Considering that algorithm iteration is still relatively fast. Huang Chaobo emphasized that in the next five years, AI processors that can shine should be like this: more specialized and more efficient than GPUs, but more general and less efficient than current dedicated AI chips. In terms of performance, and reach a new balance in terms of versatility.
As various dedicated generative AI chips come out one after another, the industry can't help but ask, will these cloud vendors become another strong rival of Nvidia GPUs? In this regard, Han Yinhe said that he did not think it would happen in the short term. He pointed out that whether it is TPU or the AI chips being developed by Microsoft and others, they mainly meet their own business needs and are not supplied to external parties. If you want to supply external products, you need to form a mature ecosystem, which includes software, tools, developers, etc. In this regard, it is very difficult to surpass NVIDIA, and it cannot be solved by a single performance lead. In addition, there is the issue of stable supply chain partnerships. Large-scale chip mass production requires stable supply chain support, which is also a challenge for cloud manufacturers.

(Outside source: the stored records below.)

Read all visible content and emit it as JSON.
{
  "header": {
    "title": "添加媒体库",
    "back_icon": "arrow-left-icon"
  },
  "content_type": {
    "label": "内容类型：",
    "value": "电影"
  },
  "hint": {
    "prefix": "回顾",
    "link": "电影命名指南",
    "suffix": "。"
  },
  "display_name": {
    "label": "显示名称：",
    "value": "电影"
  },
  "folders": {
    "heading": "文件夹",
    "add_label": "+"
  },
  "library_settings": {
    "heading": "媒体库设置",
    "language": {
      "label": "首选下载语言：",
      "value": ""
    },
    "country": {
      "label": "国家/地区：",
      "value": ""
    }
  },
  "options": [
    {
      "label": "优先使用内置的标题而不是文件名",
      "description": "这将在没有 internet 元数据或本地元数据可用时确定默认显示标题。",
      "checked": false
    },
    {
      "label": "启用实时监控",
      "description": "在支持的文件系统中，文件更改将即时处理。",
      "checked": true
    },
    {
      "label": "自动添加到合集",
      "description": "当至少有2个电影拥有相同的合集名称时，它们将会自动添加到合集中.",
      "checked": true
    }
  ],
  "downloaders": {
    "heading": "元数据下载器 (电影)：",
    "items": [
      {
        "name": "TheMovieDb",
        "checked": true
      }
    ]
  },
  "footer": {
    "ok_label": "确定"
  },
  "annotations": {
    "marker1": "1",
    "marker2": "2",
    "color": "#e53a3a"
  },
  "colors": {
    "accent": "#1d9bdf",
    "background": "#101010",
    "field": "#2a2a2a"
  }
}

Investor Jasper said: "Historically, Nvidia is very much like Cisco around 2000. At that time, Cisco also integrated software and hardware, ultra-high performance, and a strong moat, so it had high barriers and gross profits, and business growth. and market value are growing very rapidly. However, as downstream customer applications continue to increase, eventually servers and network equipment are rapidly self-developed. Will Cisco's yesterday become Nvidia's tomorrow?"

Conclusion
In terms of "self-sufficiency" in self-developed chips, these cloud vendors have already found a successful path. AWS' Graviton chip has iterated to its fourth generation and is developing rapidly in the server field. The same is true for Google's TPU chips. TPU chips have long been the core of Google's artificial intelligence business. TPU chips provide services for billions of users such as search, YouTube, Gmail, Google Maps, Google Play and Android. Now they are transferring this successful experience to the field of generative AI.
With the intervention of these cloud vendors, the research and development of large-scale models and dedicated AI chips will be promoted, and the innovation and application of these technologies will be accelerated. The chips specially designed for generative AI launched by these manufacturers may make the application of generative AI technology more economical and feasible.